Aaron Rodgers said earlier this off-season that the Green Bay Packers’ offense might struggle against the ascending defense in training camp. On Monday, the first practice in shoulder pads, it seemed like Rodgers was correct.
While the first-team offense looked like the victors after the first week of camp, the defense came alive with blazing speed and technique to start Week 2. The Packers’ defense has been praised across the league following their strong finish last season and significant off-season investments. As we enter August, the defense looks primed to break out. But it’s easy to look good in shorts. I do it all the time. Can the defense keep this momentum rolling into the regular season?
Swapping coordinators is always a process as players adjust to the new playbooks and verbiage, and the new coordinator adjusts to their personnel. Joe Barry’s first year in Green Bay saw some high highs and low lows, but everything coalesced by the playoffs. Sure, the Packers lost in heartbreaking fashion again. But the defense was strong against a high-powered San Francisco 49ers attack.

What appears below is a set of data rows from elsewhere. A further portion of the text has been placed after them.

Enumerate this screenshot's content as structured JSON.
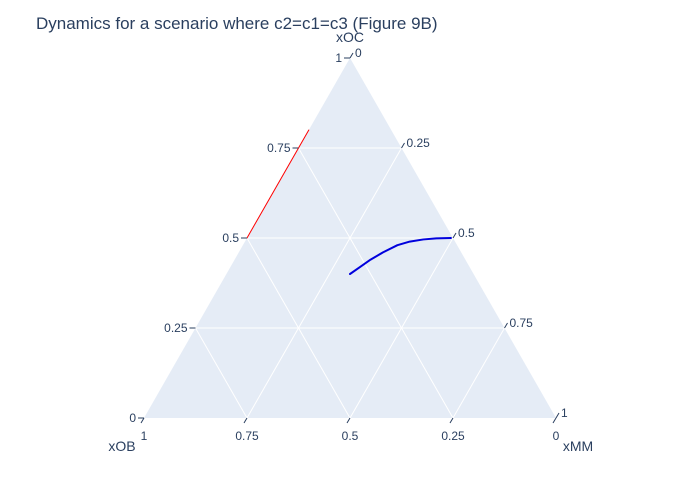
{
  "chart_data": {
    "type": "ternary",
    "title": "Dynamics for a scenario where c2=c1=c3 (Figure 9B)",
    "axes": {
      "a": {
        "title": "xOC",
        "ticks": [
          0,
          0.25,
          0.5,
          0.75,
          1
        ],
        "tick_labels": [
          "0",
          "0.25",
          "0.5",
          "0.75",
          "1"
        ]
      },
      "b": {
        "title": "xOB",
        "ticks": [
          0,
          0.25,
          0.5,
          0.75,
          1
        ],
        "tick_labels": [
          "0",
          "0.25",
          "0.5",
          "0.75",
          "1"
        ]
      },
      "c": {
        "title": "xMM",
        "ticks": [
          0,
          0.25,
          0.5,
          0.75,
          1
        ],
        "tick_labels": [
          "0",
          "0.25",
          "0.5",
          "0.75",
          "1"
        ]
      }
    },
    "grid": true,
    "colors": {
      "background": "#E5ECF6",
      "grid": "#FFFFFF",
      "text": "#2a3f5f"
    },
    "series": [
      {
        "color": "#FF0000",
        "line_width": 1,
        "points": [
          {
            "a": 0.5,
            "b": 0.5,
            "c": 0.0
          },
          {
            "a": 0.6,
            "b": 0.4,
            "c": 0.0
          },
          {
            "a": 0.7,
            "b": 0.3,
            "c": 0.0
          },
          {
            "a": 0.8,
            "b": 0.2,
            "c": 0.0
          }
        ]
      },
      {
        "color": "#0000DD",
        "line_width": 2,
        "points": [
          {
            "a": 0.4,
            "b": 0.3,
            "c": 0.3
          },
          {
            "a": 0.42,
            "b": 0.265,
            "c": 0.315
          },
          {
            "a": 0.44,
            "b": 0.23,
            "c": 0.33
          },
          {
            "a": 0.46,
            "b": 0.19,
            "c": 0.35
          },
          {
            "a": 0.48,
            "b": 0.145,
            "c": 0.375
          },
          {
            "a": 0.49,
            "b": 0.11,
            "c": 0.4
          },
          {
            "a": 0.496,
            "b": 0.074,
            "c": 0.43
          },
          {
            "a": 0.499,
            "b": 0.041,
            "c": 0.46
          },
          {
            "a": 0.5,
            "b": 0.005,
            "c": 0.495
          }
        ]
      }
    ]
  }
}
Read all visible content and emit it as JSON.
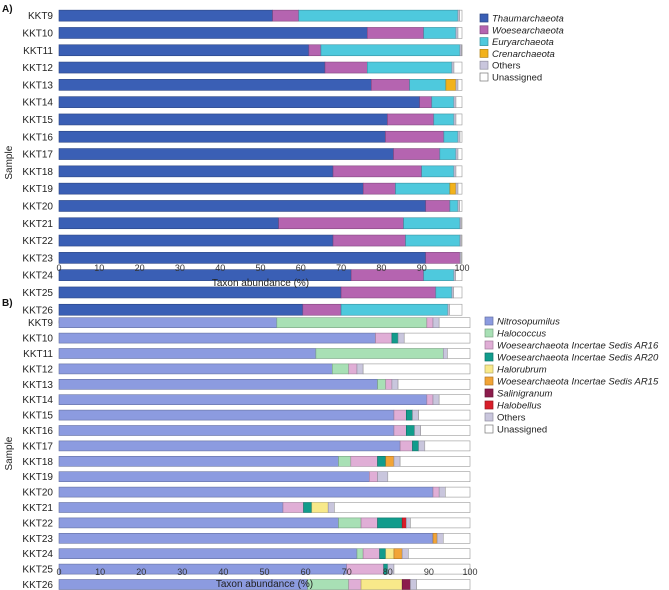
{
  "chart_data": [
    {
      "panel_label": "A)",
      "type": "bar",
      "orientation": "horizontal",
      "stacked": true,
      "xlabel": "Taxon abundance (%)",
      "ylabel": "Sample",
      "xlim": [
        0,
        100
      ],
      "xticks": [
        "0",
        "10",
        "20",
        "30",
        "40",
        "50",
        "60",
        "70",
        "80",
        "90",
        "100"
      ],
      "legend_position": "right",
      "categories": [
        "KKT9",
        "KKT10",
        "KKT11",
        "KKT12",
        "KKT13",
        "KKT14",
        "KKT15",
        "KKT16",
        "KKT17",
        "KKT18",
        "KKT19",
        "KKT20",
        "KKT21",
        "KKT22",
        "KKT23",
        "KKT24",
        "KKT25",
        "KKT26"
      ],
      "series": [
        {
          "name": "Thaumarchaeota",
          "italic": true,
          "color": "#3a5fb5",
          "values": [
            53,
            76.5,
            62,
            66,
            77.5,
            89.5,
            81.5,
            81,
            83,
            68,
            75.5,
            91,
            54.5,
            68,
            91,
            72.5,
            70,
            60.5
          ]
        },
        {
          "name": "Woesearchaeota",
          "italic": true,
          "color": "#b564b0",
          "values": [
            6.5,
            14,
            3,
            10.5,
            9.5,
            3,
            11.5,
            14.5,
            11.5,
            22,
            8,
            6,
            31,
            18,
            8.5,
            18,
            23.5,
            9.5
          ]
        },
        {
          "name": "Euryarchaeota",
          "italic": true,
          "color": "#4ec9dd",
          "values": [
            39.5,
            8,
            34.5,
            21,
            9,
            5.5,
            5,
            3.5,
            4,
            8,
            13.5,
            2,
            14,
            13.5,
            0,
            7.5,
            4,
            26.5
          ]
        },
        {
          "name": "Crenarchaeota",
          "italic": true,
          "color": "#f2b21c",
          "values": [
            0,
            0,
            0,
            0,
            2.5,
            0,
            0,
            0,
            0,
            0,
            1.5,
            0,
            0,
            0,
            0,
            0,
            0,
            0
          ]
        },
        {
          "name": "Others",
          "italic": false,
          "color": "#c9c6dd",
          "values": [
            0.4,
            0.5,
            0.4,
            0.5,
            0.5,
            0.5,
            0.5,
            0.5,
            0.5,
            0.5,
            0.5,
            0.4,
            0.3,
            0.3,
            0.3,
            0.4,
            0.4,
            0.4
          ]
        },
        {
          "name": "Unassigned",
          "italic": false,
          "color": "#ffffff",
          "values": [
            0.6,
            1,
            0.1,
            2,
            1,
            1.5,
            1.5,
            0.5,
            1,
            1.5,
            1,
            0.6,
            0.2,
            0.2,
            0.2,
            1.6,
            2.1,
            3.1
          ]
        }
      ]
    },
    {
      "panel_label": "B)",
      "type": "bar",
      "orientation": "horizontal",
      "stacked": true,
      "xlabel": "Taxon abundance (%)",
      "ylabel": "Sample",
      "xlim": [
        0,
        100
      ],
      "xticks": [
        "0",
        "10",
        "20",
        "30",
        "40",
        "50",
        "60",
        "70",
        "80",
        "90",
        "100"
      ],
      "legend_position": "right",
      "categories": [
        "KKT9",
        "KKT10",
        "KKT11",
        "KKT12",
        "KKT13",
        "KKT14",
        "KKT15",
        "KKT16",
        "KKT17",
        "KKT18",
        "KKT19",
        "KKT20",
        "KKT21",
        "KKT22",
        "KKT23",
        "KKT24",
        "KKT25",
        "KKT26"
      ],
      "series": [
        {
          "name": "Nitrosopumilus",
          "italic": true,
          "color": "#8c9be0",
          "values": [
            53,
            77,
            62.5,
            66.5,
            77.5,
            89.5,
            81.5,
            81.5,
            83,
            68,
            75.5,
            91,
            54.5,
            68,
            91,
            72.5,
            70,
            60.5
          ]
        },
        {
          "name": "Halococcus",
          "italic": true,
          "color": "#a8e0b5",
          "values": [
            36.5,
            0,
            31,
            4,
            2,
            0,
            0,
            0,
            0,
            3,
            0,
            0,
            0,
            5.5,
            0,
            1.5,
            0,
            10
          ]
        },
        {
          "name": "Woesearchaeota Incertae Sedis AR16",
          "italic": true,
          "color": "#e0aed6",
          "values": [
            1.5,
            4,
            0,
            2,
            1.5,
            1.5,
            3,
            3,
            3,
            6.5,
            2,
            1.5,
            5,
            4,
            0,
            4,
            9,
            3
          ]
        },
        {
          "name": "Woesearchaeota Incertae Sedis AR20",
          "italic": true,
          "color": "#119c8c",
          "values": [
            0,
            1.5,
            0,
            0,
            0,
            0,
            1.5,
            2,
            1.5,
            2,
            0,
            0,
            2,
            6,
            0,
            1.5,
            1,
            0
          ]
        },
        {
          "name": "Halorubrum",
          "italic": true,
          "color": "#f8e98a",
          "values": [
            0,
            0,
            0,
            0,
            0,
            0,
            0,
            0,
            0,
            0,
            0,
            0,
            4,
            0,
            0,
            2,
            0,
            10
          ]
        },
        {
          "name": "Woesearchaeota Incertae Sedis AR15",
          "italic": true,
          "color": "#f2a436",
          "values": [
            0,
            0,
            0,
            0,
            0,
            0,
            0,
            0,
            0,
            2,
            0,
            0,
            0,
            0,
            1,
            2,
            0,
            0
          ]
        },
        {
          "name": "Salinigranum",
          "italic": true,
          "color": "#8c1c4c",
          "values": [
            0,
            0,
            0,
            0,
            0,
            0,
            0,
            0,
            0,
            0,
            0,
            0,
            0,
            0,
            0,
            0,
            0,
            2
          ]
        },
        {
          "name": "Halobellus",
          "italic": true,
          "color": "#d81e2a",
          "values": [
            0,
            0,
            0,
            0,
            0,
            0,
            0,
            0,
            0,
            0,
            0,
            0,
            0,
            1,
            0,
            0,
            0,
            0
          ]
        },
        {
          "name": "Others",
          "italic": false,
          "color": "#c9c6dd",
          "values": [
            1.5,
            1.5,
            1,
            1.5,
            1.5,
            1.5,
            1.5,
            1.5,
            1.5,
            1.5,
            2.5,
            1.5,
            1.5,
            1,
            1.5,
            1.5,
            1.5,
            1.5
          ]
        },
        {
          "name": "Unassigned",
          "italic": false,
          "color": "#ffffff",
          "values": [
            7.5,
            16,
            5.5,
            26,
            17.5,
            7.5,
            12.5,
            12,
            11,
            17,
            20,
            6,
            33,
            14.5,
            6.5,
            15,
            18.5,
            13
          ]
        }
      ]
    }
  ]
}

Entering Year 2, Barry’s scheme should be more polished and cohesive. The veterans have experience in the system and understand the terminology and how the plays build off each other. They also can use that experience to catch the rookies and new acquisitions up to speed quickly. There shouldn’t need to be a learning period like the one last season.
The Packers invested heavily in the defense in the past few seasons. But those picks hadn’t led up to an elite unit. Since 2012, 11 of Green Bay’s 12 first-round picks have been on the defensive side of the ball. But selections such as Nick Perry, Datone Jones, Ha Ha Clinton-Dix, and Damarious Randall never laid the cornerstone to a good defense the way the team hoped.
While Gutekunst seemed to turn things around with Jaire Alexander, Rashan Gary, Darnell Savage, and Eric Stokes, plenty of his defenders haven’t worked out. But, for the most part, the top talent finally appears to be as advertised.
Alexander is one of the league’s best corners. Even after missing most of the 2021 season, he came back and played a not-insignificant role against the 49ers and appears to be back at full strength. We don’t get many reports of Alexander in training camp simply because no one wants to throw in his direction. The man is an island.
Rashan Gary has reportedly been a terror to start training camp and would probably be close to double-digit sacks if he could hit the quarterback. Gary appears to be the player the Packers envisioned when they gambled on his otherworldly athletic traits in 2019. Described as one of the hardest-working and most passionate defenders in the locker room, Gary is poised for a huge year.
Savage took a step back in 2021 as he adjusted to Barry’s scheme, but the Packers showed their belief in the young safety by picking up his fifth-year option. This is a big year for Savage, but if he takes that next step, he and Adrian Amos can be one of the league’s best safety duos.
The Packers threw Stokes into the fire early in his career, practicing daily against Rodgers and Davante Adams and starting when injuries crept their way through the cornerback room. He was one of the best rookie defenders in the league, and the Packers expect big things in Year 2.
Gutekunst also got a pair of Georgia Bulldogs to give Barry the necessary personnel to get the job done. Quay Walker and Devonte Wyatt have the luxury of not needing to be the No. 1 at their respective positions. They’ll get the opportunity to learn from wise veterans while getting worked into the defense. The Packers rarely invest that early in off-ball linebackers or interior defensive linemen, showing a change in philosophy to better suit Barry’s needs.
Both inside linebacker and the interior defensive line, long neglected by Green Bay’s front office, finally have elite talent and depth. De’Vondre Campbell remade his career and the expectations for inside linebackers in Green Bay. Meanwhile, Kenny Clark finally has help with the deepest group of fellow linemen he’s ever worked with. What were once liabilities in Green Bay might finally be strengths.
Talent alone should be enough to make this a top-10 defense. We saw many outstanding individual performances last season, and the goal this year should be to turn those into cohesive performances for the defense as a whole.
So far, the early returns this season are highly promising. The defense finally looks fast, decisive, and fearsome. But it’s still early August. We’ve crowned the defense as “finally rebuilt” multiple times in the past. We’ve also been burned for it before.
The players know they need to put this type of consistently good performance up each week during the regular season —and ideally deep into the playoffs. Rasul Douglas told reporters on Monday, “At the end of the day, we have to put it out there.” The defense knows the expectations, and looking cool in shorts isn’t enough.
Thankfully, the defense has everything it needs to succeed. Barring a massive amount of injuries, Barry and the defense have no excuse not to be an elite unit. We’ve seen highly encouraging, but we play the games for a reason.